Blacky went back to his score­card scrib­bling and nod­ded. On the tee he came at me with his mighty paw ex­tended. It looked as if he was hold­ing some kind of tro­phy. Hav­ing never won any­thing, I’ve got a bit of a thing for tro­phies, and this was gor­geous and gleam­ing and sil­ver. Once in fo­cus, I re­al­ized it was ac­tu­ally a hip flask. It wasn’t even 8am. “What’s this?” But even through the freshly cut grass and the hint of lina­ment oil I’d ap­plied in lieu of a warm-up, I caught a whiff. Hard liquor.

“Call me weird,” I of­fered. “But I’m try­ing re­ally hard not to drink be­fore 8am on week­days. Week­ends, too, if I’m hon­est.”

The three of them had me cir­cled. “But it’s a tra­di­tion! Birdie gets a slug of the good stuff!” “Yeah,” chimed in Lovey. “Tra­di­tion’s tra­di­tion, Daddy. Same as not clear­ing the ladies tee buys a round of drinks. Last in the group to three putt buys a round, too. Last man in a bunker is straight to the bar as well. Ev­ery­one knows this stuff.” There was much to rec­on­cile in my head. I’m one un­der af­ter one and star­ing down the bar­rel of the great­est game of my life and a new fu­ture in an­other coun­try and this hap­pens. “I re­ally don’t drink brandy, or rum.
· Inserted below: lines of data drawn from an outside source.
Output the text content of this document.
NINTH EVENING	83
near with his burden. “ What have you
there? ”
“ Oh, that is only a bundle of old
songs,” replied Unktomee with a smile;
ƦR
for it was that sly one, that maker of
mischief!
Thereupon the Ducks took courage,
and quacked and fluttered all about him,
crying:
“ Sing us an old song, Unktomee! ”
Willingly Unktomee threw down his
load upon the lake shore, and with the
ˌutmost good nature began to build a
Not un­less it’s re­ally late and I can’t bear the thought of an­other beer. But even then …”

Blacky puffed up like a rooster. “It’s sin­gle malt scotch, mate. Glen­morangie. From the High­lands, ma­tured and dis­tilled in Ross Shire. Perfected by the Six­teen Men of Tain. Ten years old. It’s good. From the coun­try that in­vented golf comes the rich re­ward for play­ing it well. Ev­ery birdie gets a slug. Tra­di­tion.”

So, I took the hip flask amid the rich im­agery of a man like me on the links in the home­land. Who was I kid­ding? This could be the start of some­thing spe­cial. I smacked my lips and tried not to wince as the labours of the Six­teen Men of Tain burned down my throat and warmed my gut. “Best get an­other birdie,” I said to nods from the group. “That’s all-bloody-right.” And it was. Buoyed with Dutch courage and un­flap­pable self-be­lief I pulled the Maltby and swung like a man who meant busi­ness.

A sadly fa­mil­iar code was en­tered into the score­card.

Bo­gey. Dou­ble. Dou­ble. Bo­gey. Not un­til the taste of those Six­teen Men had cleared my throat did good golf re­turn, and by then it was all too late.

Damn you, Blacky. Next time I’d have to save the birdie for the end of the round.

“I’M TRY­ING RE­ALLY HARD NOT TO DRINK BE­FORE 8AM ON WEEK­DAYS. WEEK­ENDS, TOO, IF I’M HON­EST.”